IPC North American region
On April 5 and 12, 2022 the U.S. Food Sovereignty Alliance (USFSA) organized two online consultations for the North America region (United States and Canada) as part of the Nyéléni process. The dialogues brought together a diverse range of small-scale food producers, rural worker organizations, Indigenous and Native Peoples, scholar-activists, and civil society organizations to discuss the future of the food sovereignty movement and build common priorities for navigating the inter-related food system crises in the region.

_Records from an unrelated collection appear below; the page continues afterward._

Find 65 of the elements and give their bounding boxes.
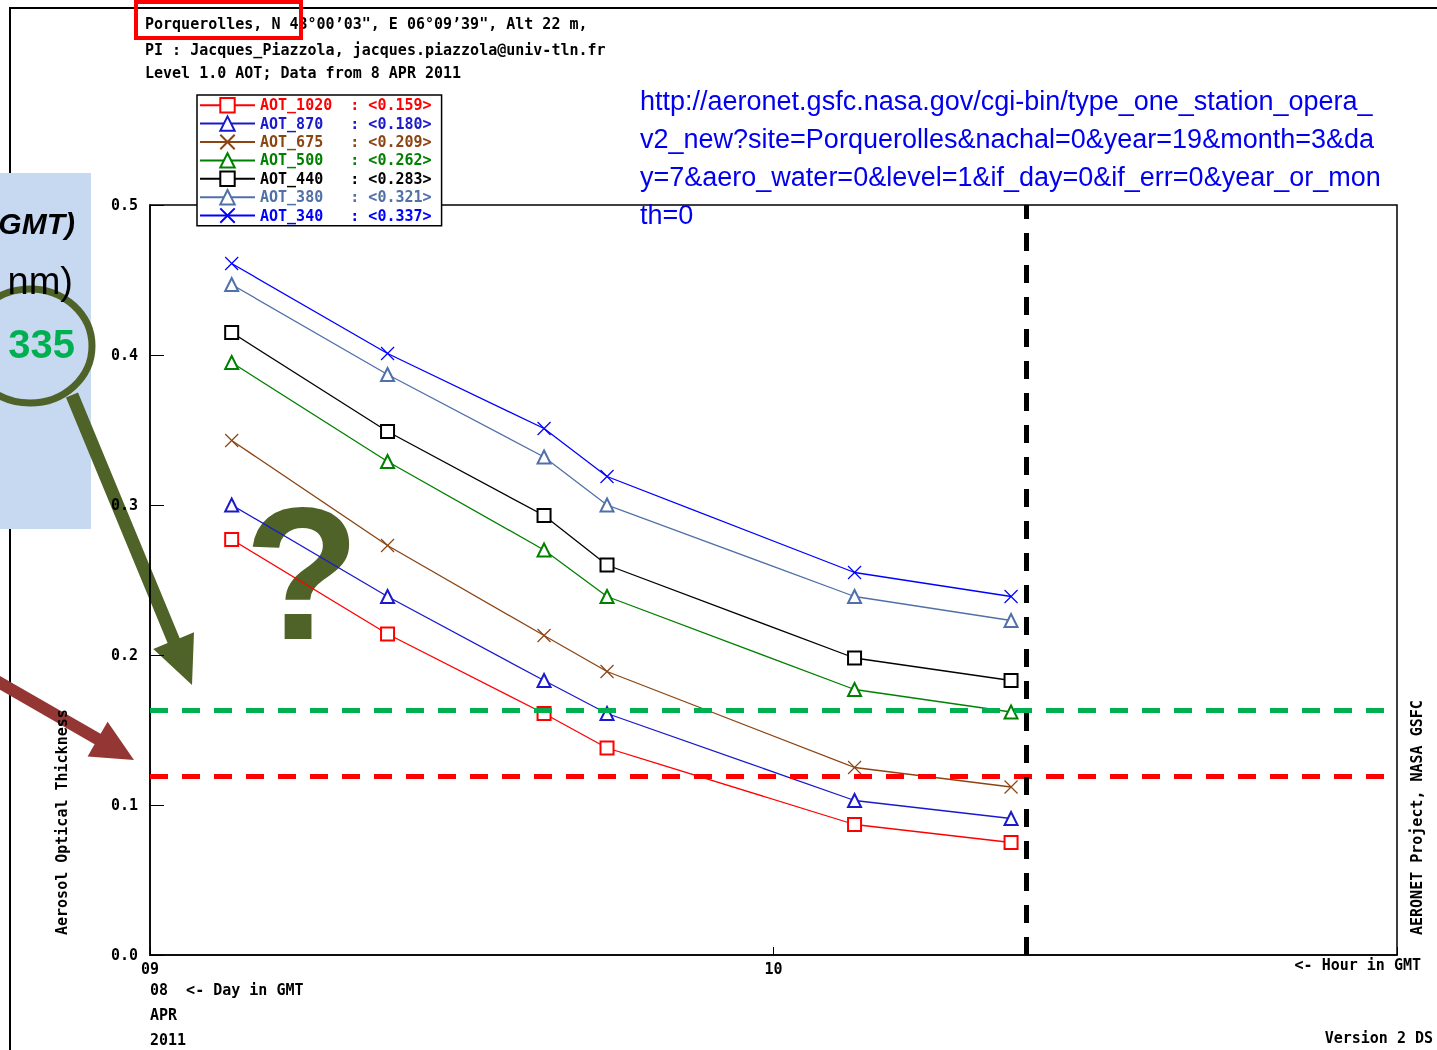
- point: [380, 454, 396, 469]
- point: [536, 508, 552, 523]
- legend-label: AOT_870 : <0.180>: [260, 114, 432, 133]
- point: [599, 740, 615, 756]
- legend-label: AOT_380 : <0.321>: [260, 188, 432, 207]
- y-tick-label: 0.1: [110, 796, 138, 814]
- point: [847, 589, 863, 604]
- point: [1003, 704, 1019, 720]
- point: [599, 497, 615, 513]
- text: 2011: [150, 1030, 187, 1049]
- y-tick-label: 0.4: [110, 346, 138, 364]
- text: APR: [150, 1005, 179, 1024]
- point: [380, 346, 395, 361]
- x-axis-title: <- Hour in GMT: [1294, 955, 1422, 974]
- point: [380, 424, 396, 439]
- point: [380, 367, 396, 382]
- point: [536, 673, 552, 688]
- point: [224, 325, 240, 340]
- text: 08 <- Day in GMT: [150, 980, 304, 999]
- point: [1003, 673, 1019, 688]
- annotation: http://aeronet.gsfc.nasa.gov/cgi-bin/type_one_station_opera_v2_new?site=Porquerolles&nachal=0&year=19&month=3&day=7&aero_water=0&level=1&if_day=0&if_err=0&year_or_month=0: [640, 86, 1381, 230]
- text: GMT): [0, 206, 76, 240]
- legend-label: AOT_340 : <0.337>: [260, 206, 432, 225]
- point: [847, 817, 863, 832]
- point: [1003, 613, 1019, 628]
- point: [224, 355, 240, 370]
- point: [380, 538, 395, 553]
- point: [847, 682, 863, 697]
- point: [224, 277, 240, 292]
- y-tick-label: 0.2: [110, 646, 138, 664]
- point: [1003, 779, 1019, 795]
- point: [1003, 811, 1019, 826]
- legend-label: AOT_675 : <0.209>: [260, 133, 432, 151]
- chart-subtitle: PI : Jacques_Piazzola, jacques.piazzola@univ-tln.fr Level 1.0 AOT; Data from 8 APR 2011: [145, 40, 606, 82]
- point: [224, 497, 240, 513]
- point: [224, 256, 239, 271]
- point: [380, 626, 396, 642]
- point: [224, 532, 240, 547]
- point: [1003, 835, 1019, 850]
- y-tick-label: 0.0: [110, 946, 138, 964]
- point: [847, 793, 863, 808]
- point: [599, 557, 615, 573]
- legend-label: AOT_440 : <0.283>: [260, 169, 432, 188]
- point: [224, 433, 239, 448]
- point: [847, 760, 862, 775]
- point: [536, 628, 552, 643]
- point: [599, 469, 615, 484]
- legend-label: AOT_1020 : <0.159>: [260, 96, 432, 115]
- point: [536, 421, 552, 436]
- point: [599, 589, 615, 604]
- point: [599, 664, 615, 679]
- point: [847, 565, 862, 580]
- point: [536, 449, 552, 465]
- point: [1003, 589, 1019, 604]
- text: AERONET Project, NASA GSFC: [1408, 700, 1426, 935]
- x-tick-label: 10: [764, 959, 783, 978]
- legend-label: AOT_500 : <0.262>: [260, 151, 432, 170]
- text: Version 2 DS: [1324, 1028, 1434, 1047]
- point: [380, 589, 396, 604]
- point: [847, 650, 863, 666]
- point: [536, 542, 552, 558]
- y-axis-title: Aerosol Optical Thickness: [53, 709, 71, 935]
- text: 335: [8, 322, 76, 366]
- x-tick-label: 09: [140, 959, 160, 978]
- y-tick-label: 0.5: [110, 196, 138, 214]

Over the past two years, COVID 19 has laid bare the fragility of concentrated corporate food value-chains in North America, with farmers forced to dump milk and destroy crops, workers falling sick due to lack of protective equipment and corporate collusion, and rising food insecurity in marginalized communities. These challenges, coupled with mobilizations against racial injustice and the impacts of the climate crisis on rural communities, have shaped new opportunities for farmer-worker solidarity and union organizing, greater awareness and investment in resilient local food systems, and policy action on equity and justice in agriculture. In this context consultation participants emphasized anti-capitalist, racially just, anti-imperialist, and radically feminist approaches to organizing around land access, dismantling corporate monopolies, advancing agroecology, the right to food, and strengthening indigenous sovereignty.
Since the first forum in Mali in 2007, the political declarations and relationships that have emerged from Nyéléni have shaped the direction and strength of the food sovereignty movement in North America and solidarity actions beyond the region. As this collective work continues, the Nyéléni process provides a dynamic forum for building rural power within and across our communities as we advance the principles of food sovereignty in our local food systems and international policy spaces.